Recently, the RIAA won a ridiculous victory in a file-sharing case. An industry with an outdated business model chooses to sue its own customers rather than get with the times. That got me thinking...
Almost every major industry that involves pushing paper vs. actually manufacturing something, is stuck in a similarly outdated business model. And its this that led to the financial crisis, is responsible for the false choices in the health care debate, and is making real progress impossible.
The outdated business model, in the age of the internets, is of course, THE MIDDLEMEN. It's the middle men, stupid... in extended...

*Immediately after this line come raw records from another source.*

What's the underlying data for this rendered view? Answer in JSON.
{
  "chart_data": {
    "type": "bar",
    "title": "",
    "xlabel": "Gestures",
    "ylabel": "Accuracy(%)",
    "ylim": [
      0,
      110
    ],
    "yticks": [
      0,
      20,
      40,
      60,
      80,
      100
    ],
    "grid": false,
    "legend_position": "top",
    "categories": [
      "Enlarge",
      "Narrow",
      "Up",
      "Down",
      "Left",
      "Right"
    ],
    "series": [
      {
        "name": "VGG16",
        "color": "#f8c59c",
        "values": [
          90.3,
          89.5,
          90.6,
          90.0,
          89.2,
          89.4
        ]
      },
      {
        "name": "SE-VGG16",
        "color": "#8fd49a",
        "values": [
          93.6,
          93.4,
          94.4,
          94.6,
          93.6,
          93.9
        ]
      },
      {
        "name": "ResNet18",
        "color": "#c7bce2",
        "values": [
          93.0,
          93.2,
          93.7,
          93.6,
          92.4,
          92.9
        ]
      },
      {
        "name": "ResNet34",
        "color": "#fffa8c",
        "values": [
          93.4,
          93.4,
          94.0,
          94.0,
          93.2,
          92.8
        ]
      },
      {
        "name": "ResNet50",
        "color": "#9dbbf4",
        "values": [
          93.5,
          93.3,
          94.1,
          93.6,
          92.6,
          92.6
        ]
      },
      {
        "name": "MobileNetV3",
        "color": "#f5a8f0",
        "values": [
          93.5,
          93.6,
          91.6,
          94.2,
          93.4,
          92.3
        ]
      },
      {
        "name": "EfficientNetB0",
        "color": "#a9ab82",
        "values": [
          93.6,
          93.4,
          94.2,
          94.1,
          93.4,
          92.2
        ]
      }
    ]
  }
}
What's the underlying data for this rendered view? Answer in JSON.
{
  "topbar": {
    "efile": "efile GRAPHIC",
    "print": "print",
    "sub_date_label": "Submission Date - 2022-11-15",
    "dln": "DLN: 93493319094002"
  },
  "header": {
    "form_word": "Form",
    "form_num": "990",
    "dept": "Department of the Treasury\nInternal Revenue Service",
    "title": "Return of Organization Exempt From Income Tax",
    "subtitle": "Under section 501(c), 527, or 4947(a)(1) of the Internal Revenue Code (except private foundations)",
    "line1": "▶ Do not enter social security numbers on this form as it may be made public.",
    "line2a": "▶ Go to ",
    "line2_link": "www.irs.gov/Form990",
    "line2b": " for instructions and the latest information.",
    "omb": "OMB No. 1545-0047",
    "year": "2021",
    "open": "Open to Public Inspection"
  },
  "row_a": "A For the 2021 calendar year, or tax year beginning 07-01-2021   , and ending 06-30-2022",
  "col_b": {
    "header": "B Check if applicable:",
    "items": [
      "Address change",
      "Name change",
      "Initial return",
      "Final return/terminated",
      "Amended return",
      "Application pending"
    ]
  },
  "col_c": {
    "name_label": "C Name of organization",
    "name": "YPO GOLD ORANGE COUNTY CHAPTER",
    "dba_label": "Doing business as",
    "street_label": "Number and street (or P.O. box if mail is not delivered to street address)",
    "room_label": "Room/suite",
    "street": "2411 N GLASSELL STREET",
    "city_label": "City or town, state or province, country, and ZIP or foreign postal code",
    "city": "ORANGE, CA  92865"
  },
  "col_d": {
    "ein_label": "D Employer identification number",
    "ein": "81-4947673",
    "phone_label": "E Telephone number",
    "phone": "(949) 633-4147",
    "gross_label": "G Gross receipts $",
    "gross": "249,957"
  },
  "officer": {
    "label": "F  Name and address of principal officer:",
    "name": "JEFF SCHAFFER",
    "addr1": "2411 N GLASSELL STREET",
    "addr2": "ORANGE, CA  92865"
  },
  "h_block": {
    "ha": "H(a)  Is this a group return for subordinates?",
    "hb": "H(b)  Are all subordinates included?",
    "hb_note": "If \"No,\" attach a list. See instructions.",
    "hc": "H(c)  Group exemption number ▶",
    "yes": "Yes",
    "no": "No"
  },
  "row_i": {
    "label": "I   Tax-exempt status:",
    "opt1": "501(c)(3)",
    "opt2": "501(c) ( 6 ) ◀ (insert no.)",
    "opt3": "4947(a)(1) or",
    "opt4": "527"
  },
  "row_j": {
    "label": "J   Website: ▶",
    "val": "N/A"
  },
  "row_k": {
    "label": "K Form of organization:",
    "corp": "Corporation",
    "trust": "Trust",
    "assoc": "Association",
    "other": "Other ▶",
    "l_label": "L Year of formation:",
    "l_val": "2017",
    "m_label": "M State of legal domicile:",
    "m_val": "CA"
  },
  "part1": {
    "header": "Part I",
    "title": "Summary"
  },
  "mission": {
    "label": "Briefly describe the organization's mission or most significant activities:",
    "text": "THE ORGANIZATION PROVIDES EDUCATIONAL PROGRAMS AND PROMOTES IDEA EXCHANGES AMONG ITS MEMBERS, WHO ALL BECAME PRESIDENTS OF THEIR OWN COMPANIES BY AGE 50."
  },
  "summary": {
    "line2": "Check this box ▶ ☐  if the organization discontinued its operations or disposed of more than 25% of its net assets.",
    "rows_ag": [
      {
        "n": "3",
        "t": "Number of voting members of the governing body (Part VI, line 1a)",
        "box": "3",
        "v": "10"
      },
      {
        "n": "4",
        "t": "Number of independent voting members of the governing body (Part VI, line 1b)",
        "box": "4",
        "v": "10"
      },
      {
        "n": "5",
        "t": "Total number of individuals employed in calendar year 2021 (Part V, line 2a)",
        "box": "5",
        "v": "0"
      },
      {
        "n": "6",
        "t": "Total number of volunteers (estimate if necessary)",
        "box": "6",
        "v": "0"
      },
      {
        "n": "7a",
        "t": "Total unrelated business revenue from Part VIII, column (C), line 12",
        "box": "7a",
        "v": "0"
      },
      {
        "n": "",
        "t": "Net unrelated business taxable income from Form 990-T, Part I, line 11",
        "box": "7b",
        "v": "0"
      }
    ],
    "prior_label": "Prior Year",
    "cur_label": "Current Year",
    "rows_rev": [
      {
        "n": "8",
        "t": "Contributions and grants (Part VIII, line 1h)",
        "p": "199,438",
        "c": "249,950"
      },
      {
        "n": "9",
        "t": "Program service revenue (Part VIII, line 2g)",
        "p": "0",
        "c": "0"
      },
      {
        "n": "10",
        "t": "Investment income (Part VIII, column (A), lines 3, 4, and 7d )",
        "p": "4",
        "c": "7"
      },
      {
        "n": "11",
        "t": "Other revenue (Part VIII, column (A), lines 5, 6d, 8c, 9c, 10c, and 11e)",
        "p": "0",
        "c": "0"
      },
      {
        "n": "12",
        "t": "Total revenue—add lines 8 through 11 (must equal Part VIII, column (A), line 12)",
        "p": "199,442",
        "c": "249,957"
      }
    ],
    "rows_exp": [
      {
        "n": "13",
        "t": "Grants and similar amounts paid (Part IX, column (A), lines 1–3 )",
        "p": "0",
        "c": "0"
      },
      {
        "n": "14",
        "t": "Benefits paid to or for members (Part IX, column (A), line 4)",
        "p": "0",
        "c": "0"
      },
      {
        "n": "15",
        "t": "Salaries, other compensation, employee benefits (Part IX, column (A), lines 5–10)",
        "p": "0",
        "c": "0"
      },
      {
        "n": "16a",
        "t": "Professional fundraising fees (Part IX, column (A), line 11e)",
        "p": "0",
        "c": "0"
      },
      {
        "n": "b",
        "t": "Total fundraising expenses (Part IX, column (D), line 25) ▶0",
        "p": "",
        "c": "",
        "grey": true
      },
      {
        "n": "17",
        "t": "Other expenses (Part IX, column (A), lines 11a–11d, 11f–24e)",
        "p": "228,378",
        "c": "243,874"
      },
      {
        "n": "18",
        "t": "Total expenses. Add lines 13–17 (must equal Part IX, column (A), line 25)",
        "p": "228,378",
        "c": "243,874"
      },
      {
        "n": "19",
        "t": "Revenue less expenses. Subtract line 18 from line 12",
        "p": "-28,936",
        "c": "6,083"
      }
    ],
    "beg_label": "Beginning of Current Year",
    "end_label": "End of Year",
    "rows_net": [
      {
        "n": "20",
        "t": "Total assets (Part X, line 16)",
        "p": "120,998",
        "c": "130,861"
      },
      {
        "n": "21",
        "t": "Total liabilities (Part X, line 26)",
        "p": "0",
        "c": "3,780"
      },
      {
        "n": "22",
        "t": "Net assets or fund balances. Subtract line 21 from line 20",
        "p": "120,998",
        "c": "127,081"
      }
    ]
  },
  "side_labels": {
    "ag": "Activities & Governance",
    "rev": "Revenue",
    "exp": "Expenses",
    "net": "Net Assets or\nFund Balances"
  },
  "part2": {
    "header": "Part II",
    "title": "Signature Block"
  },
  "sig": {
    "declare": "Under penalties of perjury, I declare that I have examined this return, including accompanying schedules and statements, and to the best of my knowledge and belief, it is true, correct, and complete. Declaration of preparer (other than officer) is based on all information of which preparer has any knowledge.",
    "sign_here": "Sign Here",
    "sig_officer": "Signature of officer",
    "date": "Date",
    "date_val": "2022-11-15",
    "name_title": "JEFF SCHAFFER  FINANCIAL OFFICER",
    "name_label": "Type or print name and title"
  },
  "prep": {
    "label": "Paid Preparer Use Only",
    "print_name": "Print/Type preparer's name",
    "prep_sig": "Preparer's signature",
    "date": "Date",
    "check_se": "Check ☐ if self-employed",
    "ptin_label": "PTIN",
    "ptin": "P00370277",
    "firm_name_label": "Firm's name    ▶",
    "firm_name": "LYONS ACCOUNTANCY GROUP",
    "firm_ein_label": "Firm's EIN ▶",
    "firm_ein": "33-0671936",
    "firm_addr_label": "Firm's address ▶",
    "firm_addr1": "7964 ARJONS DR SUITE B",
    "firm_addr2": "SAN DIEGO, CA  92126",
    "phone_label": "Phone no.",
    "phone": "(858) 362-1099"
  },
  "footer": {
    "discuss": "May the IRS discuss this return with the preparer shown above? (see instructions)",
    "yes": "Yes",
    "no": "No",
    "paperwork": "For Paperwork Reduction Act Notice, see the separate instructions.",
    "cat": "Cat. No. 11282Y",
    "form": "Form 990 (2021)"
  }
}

A huge sector of the economy is devoted to pushing paper to make a living. Some of this is necessary. However, huge industries have been created that are essentially middle-men, people whose job it is to skim off the top of a transaction. This is fine, a cost of doing business. Many of these middle-men provide excellent services that are well-worth the money. But many do not.
But in many cases, as the economy and technology have made business more efficient, the cost of the middle-man has remained unchanged- meaning huge sectors of the economy, specifically health care and financial services, are built on models where efficiencies are not being passed down to the consumer, and instead continue to be raked off the top.
In financial services, for instance, the cost of managing a financial portfolio used to include an army of accountants and secretaries to do the job now done by spreadsheet. The problem is, for the most part the cost has not gone down- instead, the financial manager or the financial company simply takes what they used to spend on necessary hired help as pure profit. In other words-- what used to be worth an aggregate $200,000 a year in services, is probably only worth $60,000 a year, yet the $200,000 continues to come off the top.
Likewise, in health care, no one has ever discussed what should be obvious:
YOU HAVE TO PAY PEOPLE MORE TO DENY COVERAGE. If you're going to ask an Executive to kill by spreadsheet, you're gonna have to pay him a six or seven figure salary. I have seen no analysis that takes this into account-- how much savings could be accrued in health care if one factors in the idea that most health care execs should make 5 figure salaries and not 6? They're the middle men, seeking to rake off the top their inflated salaries and bonuses, standing between you and your health care.
The music industry comes to mind, because the entire debate comes down to: how much is music worth to you? Today, with greater competition for every consumer dollar, perhaps individual songs are not worth .99 cents, perhaps they're only worth .19? Perhaps the industry can no longer support expense accounts and multi-million dollar executive salaries, when artists can directly reach their fans through a minor marketing effort on the internet?
And perhaps this is the model for what's wrong in financial services and health care: the industries simply cannot support the billions of dollars being paid in inflated salaries to middle men, when efficiencies brought on by tech and the internet make their jobs nearly obsolete.
When an assemply line worker is replaced by a robot or is outsourced we tell them to get "re-trained". It seems there are two industries (financial and health care) full of middle-men who should long ago (i.e. 10 years) been replaced with electronic and other efficiencies that have enough political clout to force the system, much like the RIAA does through its lawsuits, to cling to outdated business models that are no longer sustainable.
And capitalism did its job in the financial sector: the unsustainable collapsed.
As blogs and the internet media have proven, the middle man is becoming increasingly irrelevent. Wanna solve the health care and financial crisis? Get rid of the middle men.